September 4, 2021

DON'T SCARE THE FANBOYS:

In Dune, Paul Atreides led a jihad, not a crusade: Here is why that matters. (Ali Karjoo-Ravary, 11 Oct 2020, Al Jazeera)

The trailer's use of "crusade" obscures the fact that the series is full of vocabularies of Islam, drawn from Arabic, Persian, and Turkish. Words like "Mahdi", "Shai-Hulud", "noukker", and "ya hya chouhada" are commonly used throughout the story. To quote Herbert himself, from an unpublished 1978 interview with Tim O'Reilly, he used this vocabulary, partly derived from "colloquial Arabic", to signal to the reader that they are "not here and now, but that something of here and now has been carried to that faraway place and time". Language, he remarks, "is mind-shaping as well as used by mind", mediating our experience of place and time. And he uses the language of Dune to show how, 20,000 years in the future, when all religion and language has fundamentally changed, there are still threads of continuity with the Arabic and Islam of our world because they are inextricable from humanity's past, present, and future.
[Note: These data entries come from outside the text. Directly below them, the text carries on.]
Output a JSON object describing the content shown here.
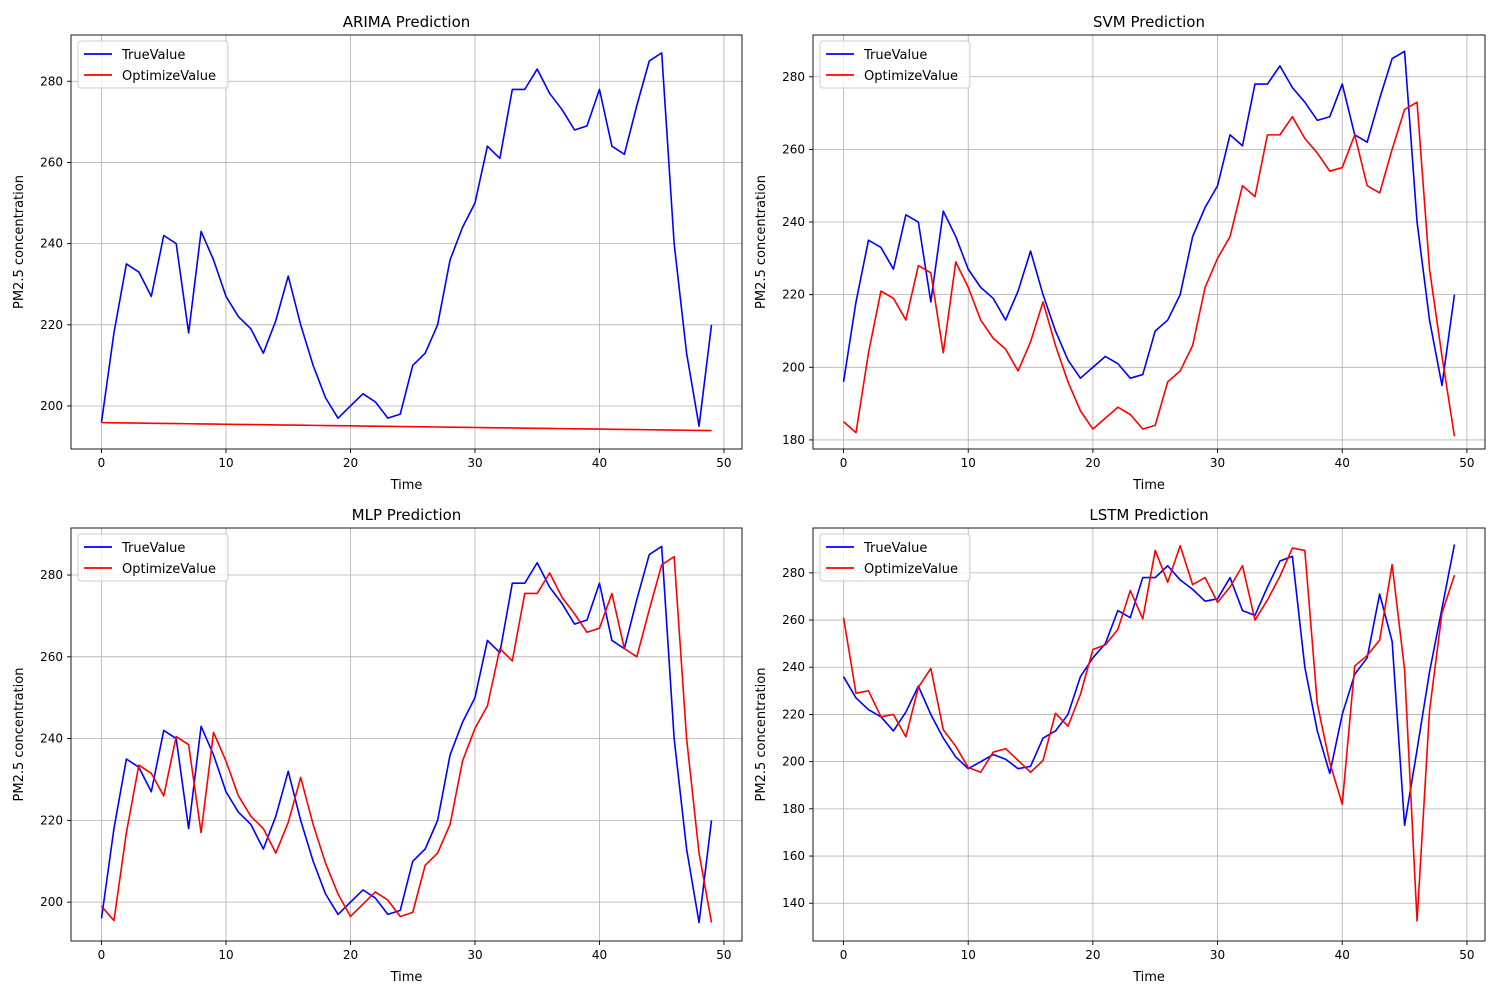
{
  "figure": {
    "xlabel": "Time",
    "ylabel": "PM2.5 concentration"
  },
  "colors": {
    "true": "#0000ff",
    "predicted": "#ff0000",
    "grid": "#b0b0b0"
  },
  "chart_data": [
    {
      "type": "line",
      "title": "ARIMA Prediction",
      "xlabel": "Time",
      "ylabel": "PM2.5 concentration",
      "xlim": [
        -2.45,
        51.45
      ],
      "ylim": [
        189.4,
        291.4
      ],
      "xticks": [
        0,
        10,
        20,
        30,
        40,
        50
      ],
      "yticks": [
        200,
        220,
        240,
        260,
        280
      ],
      "grid": true,
      "legend": "top-left",
      "series": [
        {
          "name": "TrueValue",
          "color": "#0000ff",
          "values": [
            196,
            218,
            235,
            233,
            227,
            242,
            240,
            218,
            243,
            236,
            227,
            222,
            219,
            213,
            221,
            232,
            220,
            210,
            202,
            197,
            200,
            203,
            201,
            197,
            198,
            210,
            213,
            220,
            236,
            244,
            250,
            264,
            261,
            278,
            278,
            283,
            277,
            273,
            268,
            269,
            278,
            264,
            262,
            274,
            285,
            287,
            240,
            213,
            195,
            220
          ]
        },
        {
          "name": "OptimizeValue",
          "color": "#ff0000",
          "values": [
            195.9,
            195.86,
            195.82,
            195.78,
            195.74,
            195.7,
            195.66,
            195.62,
            195.58,
            195.54,
            195.5,
            195.46,
            195.42,
            195.38,
            195.34,
            195.3,
            195.26,
            195.22,
            195.18,
            195.14,
            195.1,
            195.06,
            195.02,
            194.98,
            194.94,
            194.9,
            194.86,
            194.82,
            194.78,
            194.74,
            194.7,
            194.66,
            194.62,
            194.58,
            194.54,
            194.5,
            194.46,
            194.42,
            194.38,
            194.34,
            194.3,
            194.26,
            194.22,
            194.18,
            194.14,
            194.1,
            194.06,
            194.02,
            193.98,
            193.94
          ]
        }
      ]
    },
    {
      "type": "line",
      "title": "SVM Prediction",
      "xlabel": "Time",
      "ylabel": "PM2.5 concentration",
      "xlim": [
        -2.45,
        51.45
      ],
      "ylim": [
        177.5,
        291.5
      ],
      "xticks": [
        0,
        10,
        20,
        30,
        40,
        50
      ],
      "yticks": [
        180,
        200,
        220,
        240,
        260,
        280
      ],
      "grid": true,
      "legend": "top-left",
      "series": [
        {
          "name": "TrueValue",
          "color": "#0000ff",
          "values": [
            196,
            218,
            235,
            233,
            227,
            242,
            240,
            218,
            243,
            236,
            227,
            222,
            219,
            213,
            221,
            232,
            220,
            210,
            202,
            197,
            200,
            203,
            201,
            197,
            198,
            210,
            213,
            220,
            236,
            244,
            250,
            264,
            261,
            278,
            278,
            283,
            277,
            273,
            268,
            269,
            278,
            264,
            262,
            274,
            285,
            287,
            240,
            213,
            195,
            220
          ]
        },
        {
          "name": "OptimizeValue",
          "color": "#ff0000",
          "values": [
            185,
            182,
            204,
            221,
            219,
            213,
            228,
            226,
            204,
            229,
            222,
            213,
            208,
            205,
            199,
            207,
            218,
            206,
            196,
            188,
            183,
            186,
            189,
            187,
            183,
            184,
            196,
            199,
            206,
            222,
            230,
            236,
            250,
            247,
            264,
            264,
            269,
            263,
            259,
            254,
            255,
            264,
            250,
            248,
            260,
            271,
            273,
            227,
            203,
            181
          ]
        }
      ]
    },
    {
      "type": "line",
      "title": "MLP Prediction",
      "xlabel": "Time",
      "ylabel": "PM2.5 concentration",
      "xlim": [
        -2.45,
        51.45
      ],
      "ylim": [
        190.5,
        291.5
      ],
      "xticks": [
        0,
        10,
        20,
        30,
        40,
        50
      ],
      "yticks": [
        200,
        220,
        240,
        260,
        280
      ],
      "grid": true,
      "legend": "top-left",
      "series": [
        {
          "name": "TrueValue",
          "color": "#0000ff",
          "values": [
            196,
            218,
            235,
            233,
            227,
            242,
            240,
            218,
            243,
            236,
            227,
            222,
            219,
            213,
            221,
            232,
            220,
            210,
            202,
            197,
            200,
            203,
            201,
            197,
            198,
            210,
            213,
            220,
            236,
            244,
            250,
            264,
            261,
            278,
            278,
            283,
            277,
            273,
            268,
            269,
            278,
            264,
            262,
            274,
            285,
            287,
            240,
            213,
            195,
            220
          ]
        },
        {
          "name": "OptimizeValue",
          "color": "#ff0000",
          "values": [
            199,
            195.5,
            217,
            233.5,
            231.5,
            226,
            240.5,
            238.5,
            217,
            241.5,
            234.5,
            226,
            221,
            218,
            212,
            219.5,
            230.5,
            219,
            209.5,
            202,
            196.5,
            199.5,
            202.5,
            200.5,
            196.5,
            197.5,
            209,
            212,
            219,
            234.5,
            242.5,
            248,
            262,
            259,
            275.5,
            275.5,
            280.5,
            274.5,
            270.5,
            266,
            267,
            275.5,
            262,
            260,
            271.5,
            282.5,
            284.5,
            240,
            212,
            195
          ]
        }
      ]
    },
    {
      "type": "line",
      "title": "LSTM Prediction",
      "xlabel": "Time",
      "ylabel": "PM2.5 concentration",
      "xlim": [
        -2.45,
        51.45
      ],
      "ylim": [
        124,
        299
      ],
      "xticks": [
        0,
        10,
        20,
        30,
        40,
        50
      ],
      "yticks": [
        140,
        160,
        180,
        200,
        220,
        240,
        260,
        280
      ],
      "grid": true,
      "legend": "top-left",
      "series": [
        {
          "name": "TrueValue",
          "color": "#0000ff",
          "values": [
            236,
            227,
            222,
            219,
            213,
            221,
            232,
            220,
            210,
            202,
            197,
            200,
            203,
            201,
            197,
            198,
            210,
            213,
            220,
            236,
            244,
            250,
            264,
            261,
            278,
            278,
            283,
            277,
            273,
            268,
            269,
            278,
            264,
            262,
            274,
            285,
            287,
            240,
            213,
            195,
            220,
            237,
            244,
            271,
            251,
            173,
            205,
            238,
            265,
            292
          ]
        },
        {
          "name": "OptimizeValue",
          "color": "#ff0000",
          "values": [
            261,
            229,
            230,
            219,
            220,
            210.5,
            231.5,
            239.5,
            213.5,
            206.5,
            197.5,
            195.5,
            204,
            205.5,
            200.5,
            195.5,
            200.5,
            220.5,
            215,
            228.5,
            247.5,
            249.5,
            256,
            272.5,
            260.5,
            289.5,
            276,
            291.5,
            275,
            278,
            267.5,
            274,
            283,
            260,
            268.5,
            278.5,
            290.5,
            289.5,
            224.5,
            199.5,
            182,
            240.5,
            245,
            251.5,
            283.5,
            239,
            132.5,
            221.5,
            263,
            279
          ]
        }
      ]
    }
  ]
}
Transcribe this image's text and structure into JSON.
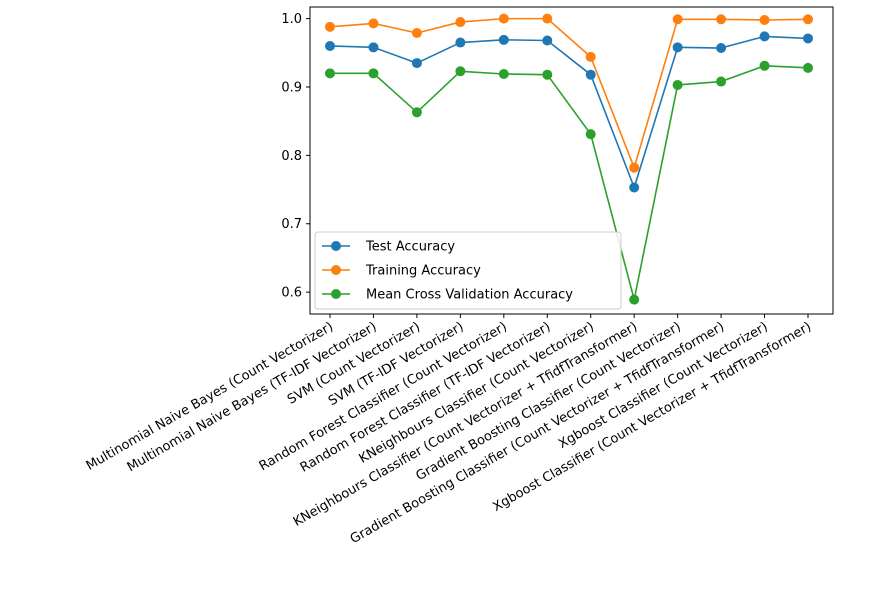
{
  "chart_data": {
    "type": "line",
    "title": "",
    "xlabel": "",
    "ylabel": "",
    "categories": [
      "Multinomial Naive Bayes (Count Vectorizer)",
      "Multinomial Naive Bayes (TF-IDF Vectorizer)",
      "SVM (Count Vectorizer)",
      "SVM (TF-IDF Vectorizer)",
      "Random Forest Classifier (Count Vectorizer)",
      "Random Forest Classifier (TF-IDF Vectorizer)",
      "KNeighbours Classifier (Count Vectorizer)",
      "KNeighbours Classifier (Count Vectorizer + TfidfTransformer)",
      "Gradient Boosting Classifier (Count Vectorizer)",
      "Gradient Boosting Classifier (Count Vectorizer + TfidfTransformer)",
      "Xgboost Classifier (Count Vectorizer)",
      "Xgboost Classifier (Count Vectorizer + TfidfTransformer)"
    ],
    "ylim": [
      0.568,
      1.017
    ],
    "yticks": [
      "0.6",
      "0.7",
      "0.8",
      "0.9",
      "1.0"
    ],
    "grid": false,
    "legend_position": "lower-left",
    "series": [
      {
        "name": "Test Accuracy",
        "color": "#1f77b4",
        "values": [
          0.96,
          0.958,
          0.935,
          0.965,
          0.969,
          0.968,
          0.918,
          0.753,
          0.958,
          0.957,
          0.974,
          0.971
        ]
      },
      {
        "name": "Training Accuracy",
        "color": "#ff7f0e",
        "values": [
          0.988,
          0.993,
          0.979,
          0.995,
          1.0,
          1.0,
          0.944,
          0.782,
          0.999,
          0.999,
          0.998,
          0.999
        ]
      },
      {
        "name": "Mean Cross Validation Accuracy",
        "color": "#2ca02c",
        "values": [
          0.92,
          0.92,
          0.863,
          0.923,
          0.919,
          0.918,
          0.831,
          0.589,
          0.903,
          0.908,
          0.931,
          0.928
        ]
      }
    ]
  }
}
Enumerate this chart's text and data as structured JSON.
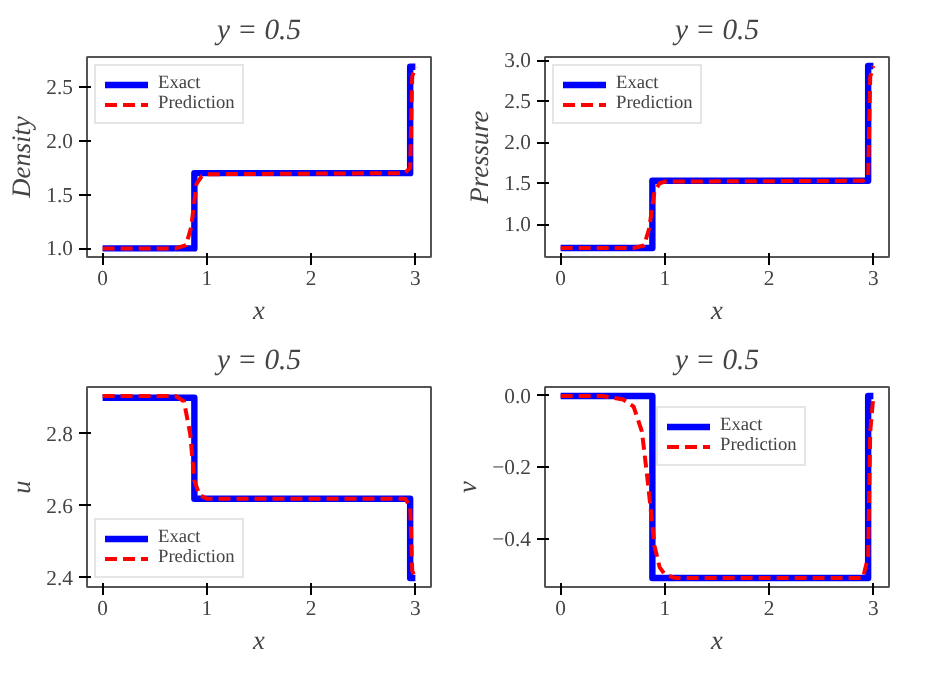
{
  "chart_data": [
    {
      "type": "line",
      "title": "y = 0.5",
      "xlabel": "x",
      "ylabel": "Density",
      "xlim": [
        -0.15,
        3.15
      ],
      "ylim": [
        0.92,
        2.78
      ],
      "xticks": [
        0,
        1,
        2,
        3
      ],
      "yticks": [
        {
          "value": 1.0,
          "label": "1.0"
        },
        {
          "value": 1.5,
          "label": "1.5"
        },
        {
          "value": 2.0,
          "label": "2.0"
        },
        {
          "value": 2.5,
          "label": "2.5"
        }
      ],
      "grid": false,
      "legend": "top left",
      "series": [
        {
          "name": "Exact",
          "color": "#0000ff",
          "line_style": "solid",
          "x": [
            0,
            0.88,
            0.88,
            2.95,
            2.95,
            3.0
          ],
          "values": [
            1.0,
            1.0,
            1.7,
            1.7,
            2.69,
            2.69
          ]
        },
        {
          "name": "Prediction",
          "color": "#ff0000",
          "line_style": "dashed",
          "x": [
            0,
            0.7,
            0.8,
            0.85,
            0.9,
            0.95,
            1.0,
            2.9,
            2.95,
            2.97,
            3.0
          ],
          "values": [
            1.0,
            1.0,
            1.03,
            1.2,
            1.6,
            1.67,
            1.69,
            1.7,
            1.75,
            2.6,
            2.69
          ]
        }
      ]
    },
    {
      "type": "line",
      "title": "y = 0.5",
      "xlabel": "x",
      "ylabel": "Pressure",
      "xlim": [
        -0.15,
        3.15
      ],
      "ylim": [
        0.6,
        3.04
      ],
      "xticks": [
        0,
        1,
        2,
        3
      ],
      "yticks": [
        {
          "value": 1.0,
          "label": "1.0"
        },
        {
          "value": 1.5,
          "label": "1.5"
        },
        {
          "value": 2.0,
          "label": "2.0"
        },
        {
          "value": 2.5,
          "label": "2.5"
        },
        {
          "value": 3.0,
          "label": "3.0"
        }
      ],
      "grid": false,
      "legend": "top left",
      "series": [
        {
          "name": "Exact",
          "color": "#0000ff",
          "line_style": "solid",
          "x": [
            0,
            0.88,
            0.88,
            2.95,
            2.95,
            3.0
          ],
          "values": [
            0.71,
            0.71,
            1.53,
            1.53,
            2.93,
            2.93
          ]
        },
        {
          "name": "Prediction",
          "color": "#ff0000",
          "line_style": "dashed",
          "x": [
            0,
            0.7,
            0.8,
            0.85,
            0.9,
            0.95,
            1.0,
            2.9,
            2.95,
            2.97,
            3.0
          ],
          "values": [
            0.71,
            0.71,
            0.74,
            0.95,
            1.4,
            1.5,
            1.52,
            1.53,
            1.6,
            2.8,
            2.93
          ]
        }
      ]
    },
    {
      "type": "line",
      "title": "y = 0.5",
      "xlabel": "x",
      "ylabel": "u",
      "xlim": [
        -0.15,
        3.15
      ],
      "ylim": [
        2.375,
        2.93
      ],
      "xticks": [
        0,
        1,
        2,
        3
      ],
      "yticks": [
        {
          "value": 2.4,
          "label": "2.4"
        },
        {
          "value": 2.6,
          "label": "2.6"
        },
        {
          "value": 2.8,
          "label": "2.8"
        }
      ],
      "grid": false,
      "legend": "bottom left",
      "series": [
        {
          "name": "Exact",
          "color": "#0000ff",
          "line_style": "solid",
          "x": [
            0,
            0.88,
            0.88,
            2.95,
            2.95,
            3.0
          ],
          "values": [
            2.9,
            2.9,
            2.62,
            2.62,
            2.4,
            2.4
          ]
        },
        {
          "name": "Prediction",
          "color": "#ff0000",
          "line_style": "dashed",
          "x": [
            0,
            0.7,
            0.78,
            0.84,
            0.88,
            0.93,
            1.0,
            2.9,
            2.95,
            2.97,
            3.0
          ],
          "values": [
            2.905,
            2.905,
            2.89,
            2.8,
            2.67,
            2.63,
            2.62,
            2.62,
            2.6,
            2.42,
            2.4
          ]
        }
      ]
    },
    {
      "type": "line",
      "title": "y = 0.5",
      "xlabel": "x",
      "ylabel": "v",
      "xlim": [
        -0.15,
        3.15
      ],
      "ylim": [
        -0.535,
        0.025
      ],
      "xticks": [
        0,
        1,
        2,
        3
      ],
      "yticks": [
        {
          "value": -0.4,
          "label": "−0.4"
        },
        {
          "value": -0.2,
          "label": "−0.2"
        },
        {
          "value": 0.0,
          "label": "0.0"
        }
      ],
      "grid": false,
      "legend": "top",
      "series": [
        {
          "name": "Exact",
          "color": "#0000ff",
          "line_style": "solid",
          "x": [
            0,
            0.88,
            0.88,
            2.95,
            2.95,
            3.0
          ],
          "values": [
            0.0,
            0.0,
            -0.51,
            -0.51,
            0.0,
            0.0
          ]
        },
        {
          "name": "Prediction",
          "color": "#ff0000",
          "line_style": "dashed",
          "x": [
            0,
            0.4,
            0.6,
            0.7,
            0.78,
            0.84,
            0.9,
            0.95,
            1.0,
            1.1,
            2.9,
            2.95,
            2.97,
            3.0
          ],
          "values": [
            0.0,
            0.0,
            -0.01,
            -0.03,
            -0.1,
            -0.25,
            -0.42,
            -0.48,
            -0.5,
            -0.51,
            -0.51,
            -0.45,
            -0.1,
            0.0
          ]
        }
      ]
    }
  ]
}
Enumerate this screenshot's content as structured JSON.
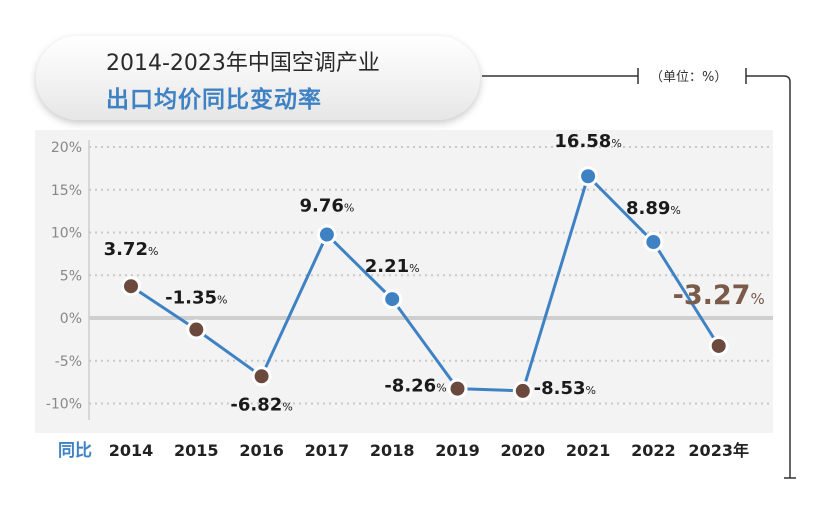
{
  "title_line1": "2014-2023年中国空调产业",
  "title_line2": "出口均价同比变动率",
  "unit": "（单位：%）",
  "x_axis_label": "同比",
  "colors": {
    "line": "#3f82c4",
    "positive_marker": "#3f82c4",
    "negative_marker": "#6b4a3d",
    "highlight_label": "#7a5a4a"
  },
  "chart_data": {
    "type": "line",
    "categories": [
      "2014",
      "2015",
      "2016",
      "2017",
      "2018",
      "2019",
      "2020",
      "2021",
      "2022",
      "2023年"
    ],
    "series": [
      {
        "values": [
          3.72,
          -1.35,
          -6.82,
          9.76,
          2.21,
          -8.26,
          -8.53,
          16.58,
          8.89,
          -3.27
        ]
      }
    ],
    "data_labels": [
      "3.72",
      "-1.35",
      "-6.82",
      "9.76",
      "2.21",
      "-8.26",
      "-8.53",
      "16.58",
      "8.89",
      "-3.27"
    ],
    "yticks": [
      "20%",
      "15%",
      "10%",
      "5%",
      "0%",
      "-5%",
      "-10%"
    ],
    "ytick_values": [
      20,
      15,
      10,
      5,
      0,
      -5,
      -10
    ],
    "ylim": [
      -10,
      20
    ],
    "grid": true,
    "label_unit": "%"
  }
}
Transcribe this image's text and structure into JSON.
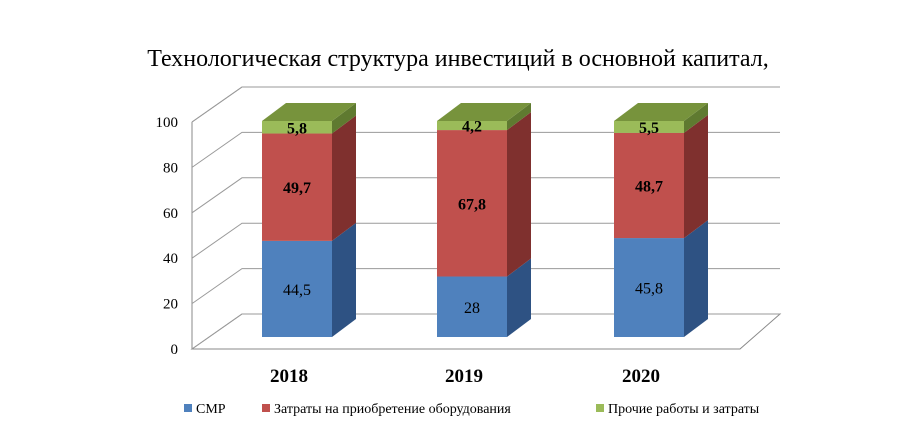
{
  "chart_data": {
    "type": "bar",
    "stacked": true,
    "three_d": true,
    "title": "Технологическая структура инвестиций в основной капитал,",
    "xlabel": "",
    "ylabel": "",
    "ylim": [
      0,
      100
    ],
    "yticks": [
      "0",
      "20",
      "40",
      "60",
      "80",
      "100"
    ],
    "grid": true,
    "legend_position": "bottom",
    "categories": [
      "2018",
      "2019",
      "2020"
    ],
    "series": [
      {
        "name": "СМР",
        "values": [
          44.5,
          28,
          45.8
        ],
        "labels": [
          "44,5",
          "28",
          "45,8"
        ],
        "label_bold": false,
        "color": "#4F81BD",
        "side_color": "#2E5283",
        "top_color": "#6F9AD0"
      },
      {
        "name": "Затраты на приобретение оборудования",
        "values": [
          49.7,
          67.8,
          48.7
        ],
        "labels": [
          "49,7",
          "67,8",
          "48,7"
        ],
        "label_bold": true,
        "color": "#C0504D",
        "side_color": "#7F302E",
        "top_color": "#D17572"
      },
      {
        "name": "Прочие работы и затраты",
        "values": [
          5.8,
          4.2,
          5.5
        ],
        "labels": [
          "5,8",
          "4,2",
          "5,5"
        ],
        "label_bold": true,
        "color": "#9BBB59",
        "side_color": "#5F7A30",
        "top_color": "#77933C"
      }
    ]
  }
}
A quick look at Frank Herbert's appendix to Dune, "the Religion of Dune", reveals that of the "ten ancient teachings", half are overtly Islamic. And outside of the religious realm, he filled the terminology of Dune's universe with words related to Islamic sovereignty. The Emperors are called "Padishahs", from Persian, their audience chamber is called the "selamlik", Turkish for the Ottoman court's reception hall and their troops have titles with Turco-Persian or Arabic roots, such as "Sardaukar", "caid", and "bashar". Herbert's future is one where "Islam" is not a separate unchanging element belonging to the past, but a part of the future universe at every level. The world of Dune cannot be separated from its language, and as reactions on Twitter have shown, the absence of that language in the movie's promotional material is a disappointment. Even jihad, a complex, foundational principle of Herbert's universe, is flattened - and Christianised - to crusade.

To be sure, Herbert himself defines jihad using the term "crusade", twice in the narrative as a synonym for jihad and once in the glossary as part of his definition of jihad, perhaps reaching for a simple conceptual parallel that may have been familiar to his readership. But while he clearly subsumed crusade under jihad, much of his readership did the reverse.

One can understand why. Even before the War on Terror, jihad was what the bad guys do. Yet as Herbert understood, the term is a complicated one in the Muslim tradition; at root, it means to struggle or exert oneself. It can take many forms: internally against one's own evil, externally against oppression, or even intellectually in the search for beneficial knowledge. And in the 14 centuries of Islam's history, like any aspect of human history, the term jihad has been used and abused. Having studied Frank Herbert's notes and papers in the archives of California State University, Fullerton, I have found that Herbert's understanding of Islam, jihad, and humanity's future is much more complex than that of his interpreters. His use of jihad grapples with this complicated tradition, both as a power to fight against the odds (whether against sentient AI or against the Empire itself), but also something that defies any attempt at control.

Herbert's nuanced understanding of jihad shows in his narrative. He did not aim to present jihad as simply a "bad" or "good" thing. Instead, he uses it to show how the messianic impulse, together with the apocalyptic violence that sometimes accompanies it, changes the world in uncontrollable and unpredictable ways. And, of course, writing in the 1950s and 1960s, the jihad of Frank Herbert's imagination was not the same as ours, but drew from the Sufi-led jihads against French, Russian, and English imperialism in the 19th and mid-20th century. The narrative exhibits this influence of Sufism and its reading of jihad, where, unlike in a crusade, a leader's spiritual transformation determined the legitimacy of his war.

In Dune, Paul must drink the "water of life", to enter (to quote Dune) the "alam al-mithal, the world of similitudes, the metaphysical realm where all physical limitations are removed," and unlock a part of his consciousness to become the Mahdi, the messianic figure who will guide the jihad. The language of every aspect of this process is the technical language of Sufism.